Phil Hoad 

Detective Dee: The Four Heavenly Kings review – another case for China’s Sherlock

Tsui Hark’s third action-comedy fantasy about the Tang dynasty-era investigator has creaky effects and a lack of logic but its energy is undeniable
  
  

Mark Chao in Detective Dee: The Four Heavenly Kings
Wry charisma … Mark Chao in Detective Dee: The Four Heavenly Kings. Photograph: Jupiter Wong

This Chinese blockbuster, the third in a series, is an improvement on 2011’s Mystery of the Phantom Flame but doesn’t make enough advances to have Hollywood quaking in its Louboutins yet. Mark Chao shows flashes of wry charisma as Dee Renjie, the semi-mythical Tang dynasty official who, as head of the “Bureau of Investigations”, is styled here as half-Sherlock, half Q-style gadget man, signed off with a neat Poirot-ish tache. Dee finds himself in a tight spot when Emperor Gaozong presents him with the mighty Dragon-Taming Mace and instructions to protect the kingdom from scheming Empress Wu (Carina Lau); she hires a group of mystics from the jiang hu underworld, ancient China’s equivalent of the dodgy boozer, to take it back.

Tsui Hark, perhaps the Hong Kong industry’s most under-appreciated veteran (Zu Warriors from the Magic Mountain; Once Upon a Time in China), remains in charge of the franchise. But he hasn’t done his best work upscaling to China’s new multiplex era, and displays no more feel for character than with his last epic, The Taking of Tiger Mountain (2014).
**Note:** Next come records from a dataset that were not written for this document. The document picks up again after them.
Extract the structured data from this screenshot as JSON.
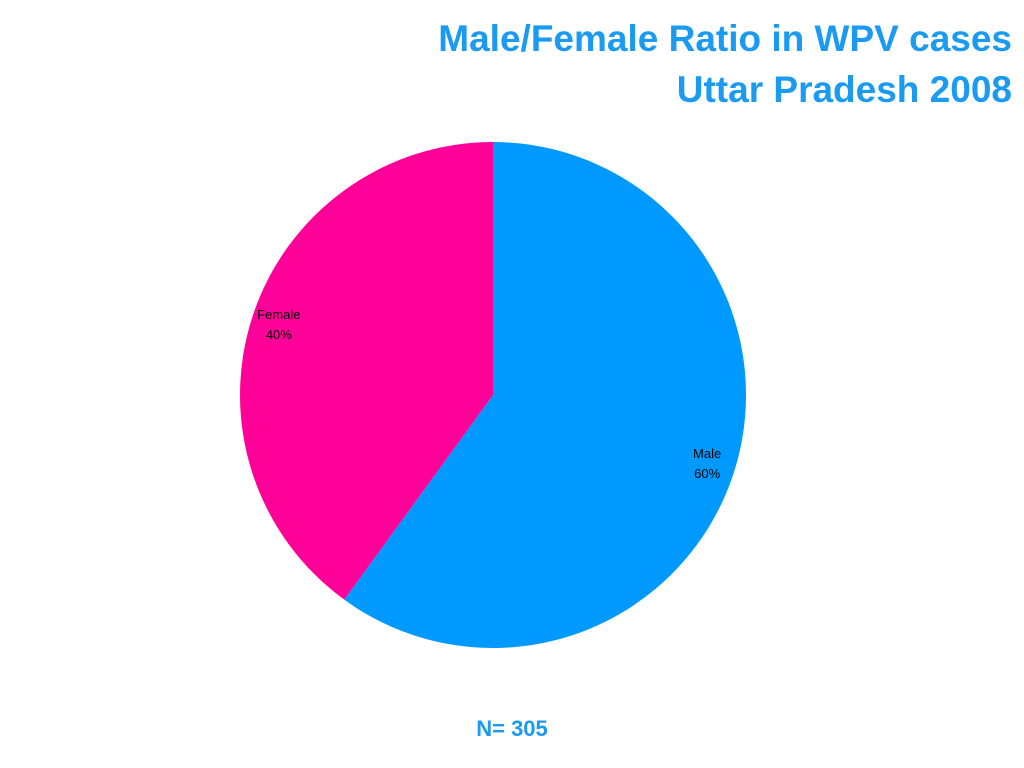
{
  "chart_data": {
    "type": "pie",
    "title": "Male/Female Ratio in WPV cases",
    "subtitle": "Uttar Pradesh 2008",
    "categories": [
      "Male",
      "Female"
    ],
    "values": [
      60,
      40
    ],
    "value_labels": [
      "60%",
      "40%"
    ],
    "colors": [
      "#0099ff",
      "#ff0099"
    ],
    "annotation": "N= 305"
  }
}
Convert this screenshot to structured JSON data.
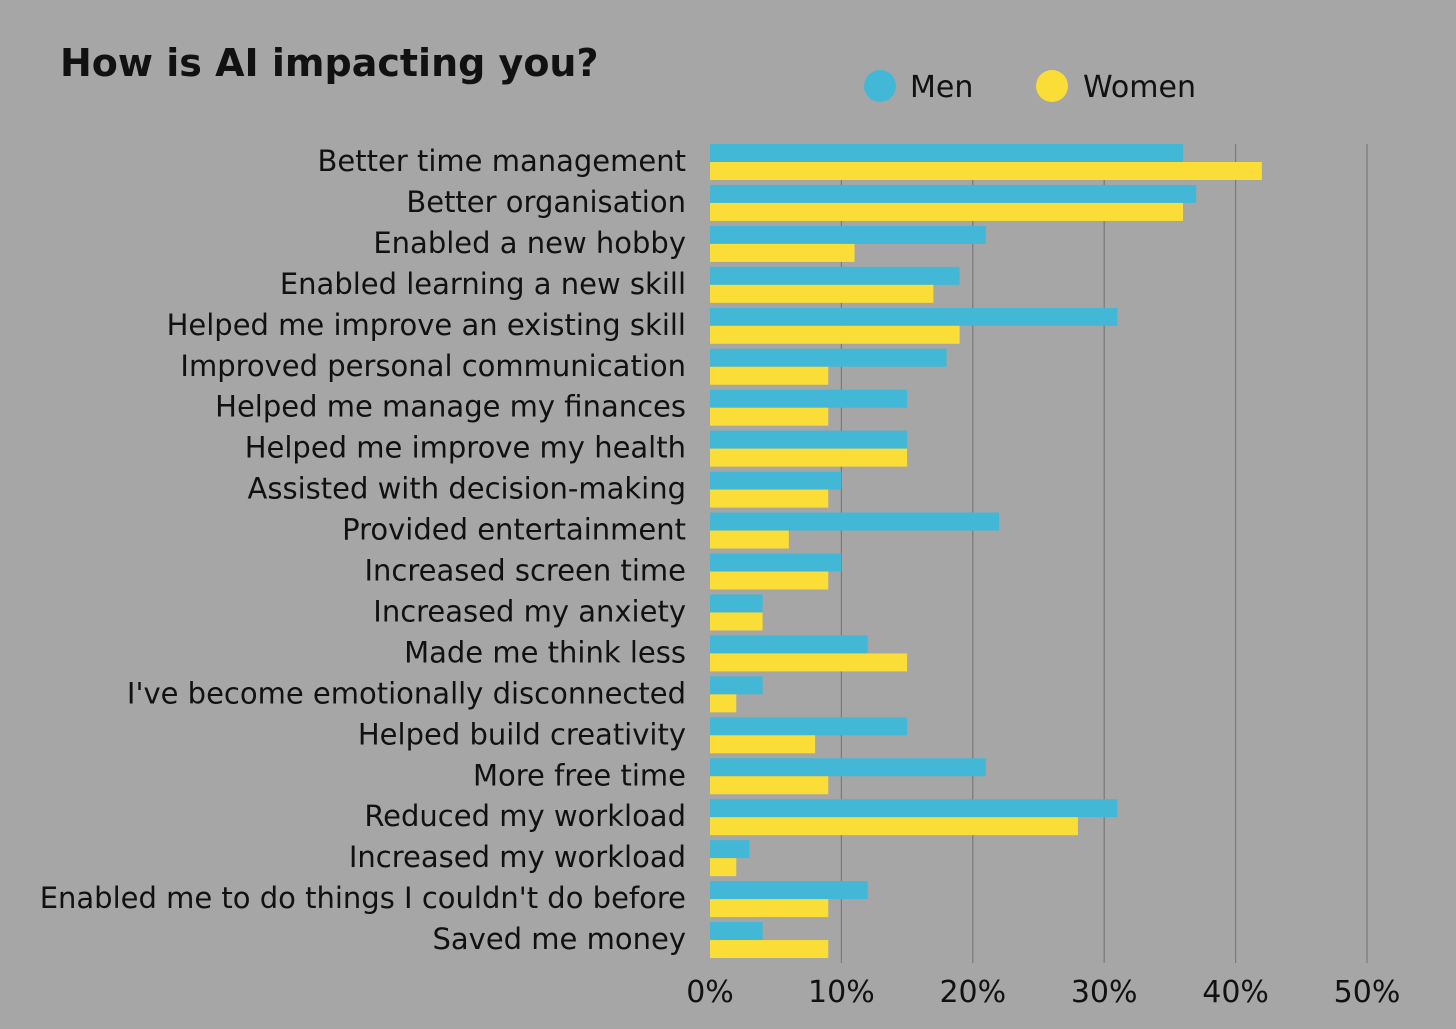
{
  "chart_data": {
    "type": "bar",
    "orientation": "horizontal",
    "title": "How is AI impacting you?",
    "xlabel": "",
    "ylabel": "",
    "xlim": [
      0,
      50
    ],
    "ticks": [
      0,
      10,
      20,
      30,
      40,
      50
    ],
    "tick_labels": [
      "0%",
      "10%",
      "20%",
      "30%",
      "40%",
      "50%"
    ],
    "grid": true,
    "legend_position": "top-right",
    "categories": [
      "Better time management",
      "Better organisation",
      "Enabled a new hobby",
      "Enabled learning a new skill",
      "Helped me improve an existing skill",
      "Improved personal communication",
      "Helped me manage my finances",
      "Helped me improve my health",
      "Assisted with decision-making",
      "Provided entertainment",
      "Increased screen time",
      "Increased my anxiety",
      "Made me think less",
      "I've become emotionally disconnected",
      "Helped build creativity",
      "More free time",
      "Reduced my workload",
      "Increased my workload",
      "Enabled me to do things I couldn't do before",
      "Saved me money"
    ],
    "series": [
      {
        "name": "Men",
        "color": "#42b8d6",
        "values": [
          36,
          37,
          21,
          19,
          31,
          18,
          15,
          15,
          10,
          22,
          10,
          4,
          12,
          4,
          15,
          21,
          31,
          3,
          12,
          4
        ]
      },
      {
        "name": "Women",
        "color": "#fadd37",
        "values": [
          42,
          36,
          11,
          17,
          19,
          9,
          9,
          15,
          9,
          6,
          9,
          4,
          15,
          2,
          8,
          9,
          28,
          2,
          9,
          9
        ]
      }
    ]
  }
}
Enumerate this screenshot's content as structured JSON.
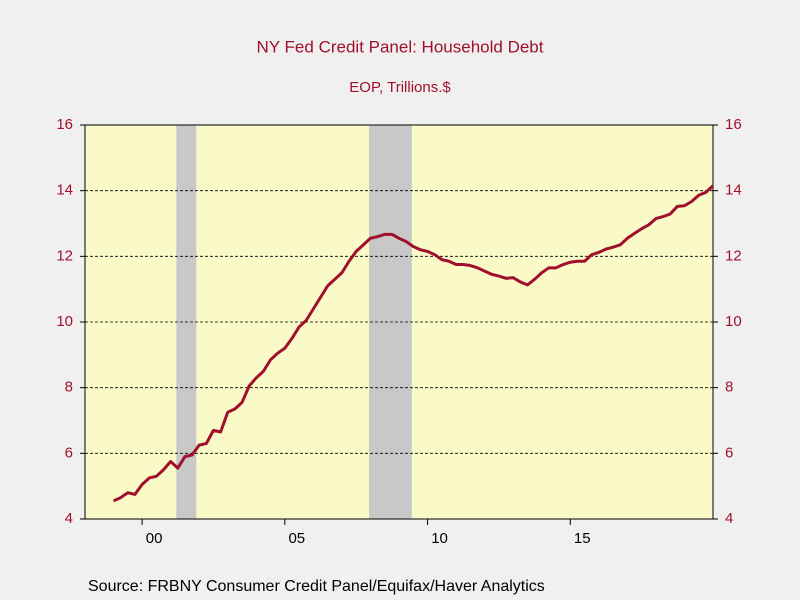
{
  "chart_data": {
    "type": "line",
    "title": "NY Fed Credit Panel: Household Debt",
    "subtitle": "EOP, Trillions.$",
    "source": "Source:  FRBNY Consumer Credit Panel/Equifax/Haver Analytics",
    "x": [
      1999.0,
      1999.25,
      1999.5,
      1999.75,
      2000.0,
      2000.25,
      2000.5,
      2000.75,
      2001.0,
      2001.25,
      2001.5,
      2001.75,
      2002.0,
      2002.25,
      2002.5,
      2002.75,
      2003.0,
      2003.25,
      2003.5,
      2003.75,
      2004.0,
      2004.25,
      2004.5,
      2004.75,
      2005.0,
      2005.25,
      2005.5,
      2005.75,
      2006.0,
      2006.25,
      2006.5,
      2006.75,
      2007.0,
      2007.25,
      2007.5,
      2007.75,
      2008.0,
      2008.25,
      2008.5,
      2008.75,
      2009.0,
      2009.25,
      2009.5,
      2009.75,
      2010.0,
      2010.25,
      2010.5,
      2010.75,
      2011.0,
      2011.25,
      2011.5,
      2011.75,
      2012.0,
      2012.25,
      2012.5,
      2012.75,
      2013.0,
      2013.25,
      2013.5,
      2013.75,
      2014.0,
      2014.25,
      2014.5,
      2014.75,
      2015.0,
      2015.25,
      2015.5,
      2015.75,
      2016.0,
      2016.25,
      2016.5,
      2016.75,
      2017.0,
      2017.25,
      2017.5,
      2017.75,
      2018.0,
      2018.25,
      2018.5,
      2018.75,
      2019.0,
      2019.25,
      2019.5,
      2019.75,
      2020.0
    ],
    "series": [
      {
        "name": "Household Debt",
        "color": "#a0102c",
        "values": [
          4.55,
          4.65,
          4.8,
          4.75,
          5.05,
          5.25,
          5.3,
          5.5,
          5.75,
          5.55,
          5.9,
          5.95,
          6.25,
          6.3,
          6.7,
          6.65,
          7.25,
          7.35,
          7.55,
          8.05,
          8.3,
          8.5,
          8.85,
          9.05,
          9.2,
          9.5,
          9.85,
          10.05,
          10.4,
          10.75,
          11.1,
          11.3,
          11.5,
          11.85,
          12.15,
          12.35,
          12.55,
          12.6,
          12.67,
          12.67,
          12.55,
          12.45,
          12.3,
          12.2,
          12.15,
          12.05,
          11.9,
          11.85,
          11.75,
          11.75,
          11.72,
          11.65,
          11.55,
          11.45,
          11.4,
          11.33,
          11.35,
          11.22,
          11.13,
          11.3,
          11.5,
          11.65,
          11.65,
          11.75,
          11.82,
          11.85,
          11.85,
          12.05,
          12.12,
          12.22,
          12.28,
          12.35,
          12.55,
          12.7,
          12.84,
          12.96,
          13.15,
          13.21,
          13.29,
          13.52,
          13.54,
          13.67,
          13.86,
          13.95,
          14.15
        ]
      }
    ],
    "recessions": [
      [
        2001.2,
        2001.9
      ],
      [
        2007.95,
        2009.45
      ]
    ],
    "xlim": [
      1998,
      2020
    ],
    "xticks": [
      {
        "value": 2000,
        "label": "00"
      },
      {
        "value": 2005,
        "label": "05"
      },
      {
        "value": 2010,
        "label": "10"
      },
      {
        "value": 2015,
        "label": "15"
      }
    ],
    "ylim": [
      4,
      16
    ],
    "yticks": [
      4,
      6,
      8,
      10,
      12,
      14,
      16
    ],
    "grid": true,
    "plot_background": "#fafac8",
    "recession_color": "#c8c8c8"
  }
}
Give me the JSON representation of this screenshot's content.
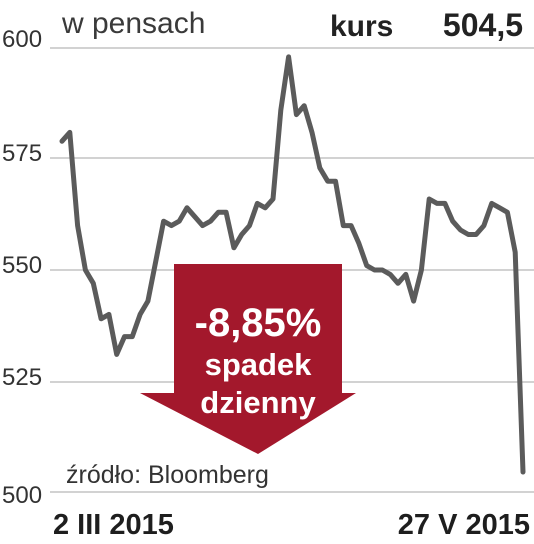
{
  "chart_data": {
    "type": "line",
    "unit_label": "w pensach",
    "price_label": "kurs",
    "price_value": "504,5",
    "ylim": [
      500,
      600
    ],
    "yticks": [
      "600",
      "575",
      "550",
      "525",
      "500"
    ],
    "x_labels": [
      "2 III 2015",
      "27 V 2015"
    ],
    "source": "źródło: Bloomberg",
    "annotation": {
      "value": "-8,85%",
      "line1": "spadek",
      "line2": "dzienny"
    },
    "grid": true,
    "legend": "none",
    "line_color": "#5b5b5b",
    "arrow_color": "#a3182c",
    "series": [
      {
        "values": [
          579,
          581,
          560,
          550,
          547,
          539,
          540,
          531,
          535,
          535,
          540,
          543,
          552,
          561,
          560,
          561,
          564,
          562,
          560,
          561,
          563,
          563,
          555,
          558,
          560,
          565,
          564,
          566,
          586,
          598,
          585,
          587,
          581,
          573,
          570,
          570,
          560,
          560,
          556,
          551,
          550,
          550,
          549,
          547,
          549,
          543,
          550,
          566,
          565,
          565,
          561,
          559,
          558,
          558,
          560,
          565,
          564,
          563,
          554,
          504.5
        ]
      }
    ]
  }
}
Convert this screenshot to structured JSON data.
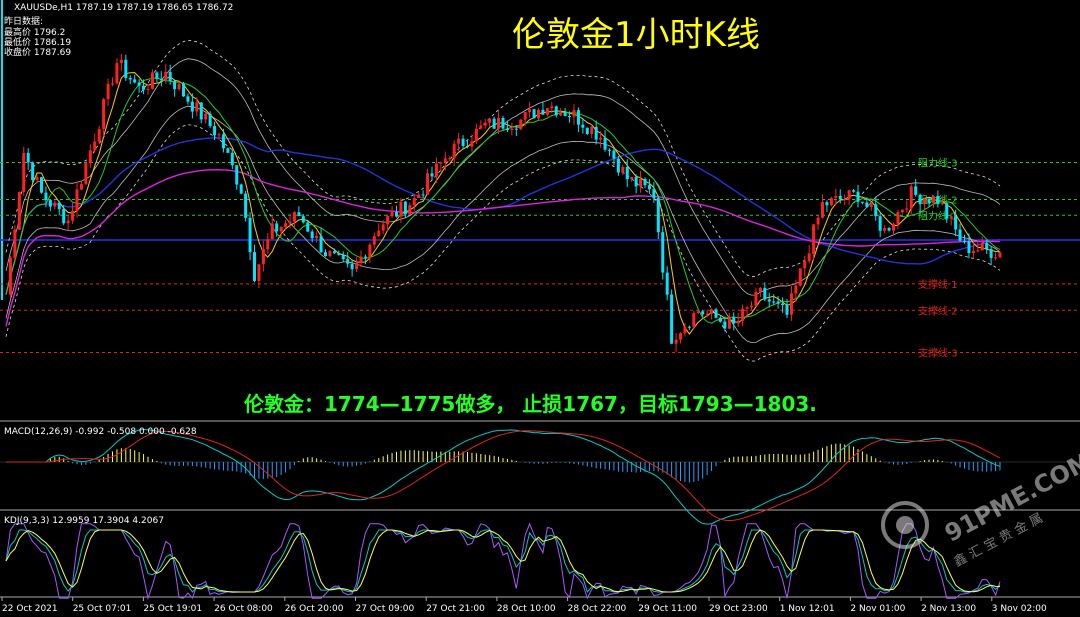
{
  "header": {
    "symbol_line": "XAUUSDe,H1  1787.19 1787.19 1786.65 1786.72",
    "prev_data_title": "昨日数据:",
    "prev_high": "最高价 1796.2",
    "prev_low": "最低价 1786.19",
    "prev_close": "收盘价 1787.69"
  },
  "title": "伦敦金1小时K线",
  "strategy_text": "伦敦金：1774—1775做多， 止损1767，目标1793—1803.",
  "watermark": {
    "top": "91PME.COM",
    "bottom": "鑫 汇 宝 贵 金 属"
  },
  "levels": [
    {
      "label": "阻力线 3",
      "kind": "resistance",
      "value": 1803
    },
    {
      "label": "阻力线 2",
      "kind": "resistance",
      "value": 1796
    },
    {
      "label": "阻力线 1",
      "kind": "resistance",
      "value": 1793
    },
    {
      "label": "支撑线 1",
      "kind": "support",
      "value": 1780
    },
    {
      "label": "支撑线 2",
      "kind": "support",
      "value": 1775
    },
    {
      "label": "支撑线 3",
      "kind": "support",
      "value": 1767
    }
  ],
  "macd_label": "MACD(12,26,9) -0.992 -0.508 0.000 -0.628",
  "kdj_label": "KDJ(9,3,3) 12.9959 17.3904 4.2067",
  "x_ticks": [
    "22 Oct 2021",
    "25 Oct 07:01",
    "25 Oct 19:01",
    "26 Oct 08:00",
    "26 Oct 20:00",
    "27 Oct 09:00",
    "27 Oct 21:00",
    "28 Oct 10:00",
    "28 Oct 22:00",
    "29 Oct 11:00",
    "29 Oct 23:00",
    "1 Nov 12:01",
    "2 Nov 01:00",
    "2 Nov 13:00",
    "3 Nov 02:00"
  ],
  "colors": {
    "bull": "#ff2020",
    "bear": "#00e5ff",
    "resistance": "#22cc22",
    "support": "#dd2222",
    "ma_blue": "#2233dd",
    "ma_magenta": "#dd22dd",
    "title": "#ffff00",
    "strategy": "#22ff22",
    "macd_line": "#00c8c8",
    "macd_signal": "#dd2222",
    "kdj_k": "#00c8c8",
    "kdj_d": "#ffff44",
    "kdj_j": "#aa55ff"
  },
  "chart_data": {
    "type": "candlestick",
    "ylim": [
      1758,
      1830
    ],
    "price_path": [
      {
        "i": 0,
        "p": 1778
      },
      {
        "i": 4,
        "p": 1805
      },
      {
        "i": 8,
        "p": 1797
      },
      {
        "i": 14,
        "p": 1792
      },
      {
        "i": 20,
        "p": 1808
      },
      {
        "i": 25,
        "p": 1822
      },
      {
        "i": 30,
        "p": 1817
      },
      {
        "i": 36,
        "p": 1820
      },
      {
        "i": 42,
        "p": 1814
      },
      {
        "i": 48,
        "p": 1808
      },
      {
        "i": 53,
        "p": 1798
      },
      {
        "i": 56,
        "p": 1782
      },
      {
        "i": 60,
        "p": 1790
      },
      {
        "i": 66,
        "p": 1793
      },
      {
        "i": 72,
        "p": 1786
      },
      {
        "i": 78,
        "p": 1782
      },
      {
        "i": 84,
        "p": 1791
      },
      {
        "i": 92,
        "p": 1796
      },
      {
        "i": 100,
        "p": 1805
      },
      {
        "i": 108,
        "p": 1810
      },
      {
        "i": 116,
        "p": 1811
      },
      {
        "i": 122,
        "p": 1814
      },
      {
        "i": 128,
        "p": 1812
      },
      {
        "i": 134,
        "p": 1808
      },
      {
        "i": 140,
        "p": 1800
      },
      {
        "i": 146,
        "p": 1797
      },
      {
        "i": 150,
        "p": 1770
      },
      {
        "i": 156,
        "p": 1775
      },
      {
        "i": 164,
        "p": 1772
      },
      {
        "i": 170,
        "p": 1778
      },
      {
        "i": 176,
        "p": 1774
      },
      {
        "i": 184,
        "p": 1795
      },
      {
        "i": 192,
        "p": 1797
      },
      {
        "i": 198,
        "p": 1790
      },
      {
        "i": 204,
        "p": 1797
      },
      {
        "i": 210,
        "p": 1796
      },
      {
        "i": 216,
        "p": 1787
      },
      {
        "i": 224,
        "p": 1786
      }
    ]
  }
}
Dee’s investigations are not truly suspenseful, or governed by much hard logic. Without these, what remains is a restless action-comedy with a few nice reversals, such as Dee’s assistant’s unlikely flirtation with one of the assassins, and Tsui’s evergreen talent for skittish combat. The energy is undeniable, especially when delivered via giant Taoist albino gorilla, and the creaky effects have an endearing artisanal quality that feels like a Zu Warriors throwback. But it’s not quite enough to give the shopworn eastern fantasy setting any strong personality – certainly nowhere near the level shown by Stephen Chow’s The Mermaid, still the pinnacle of what the Chinese industry has shown so far.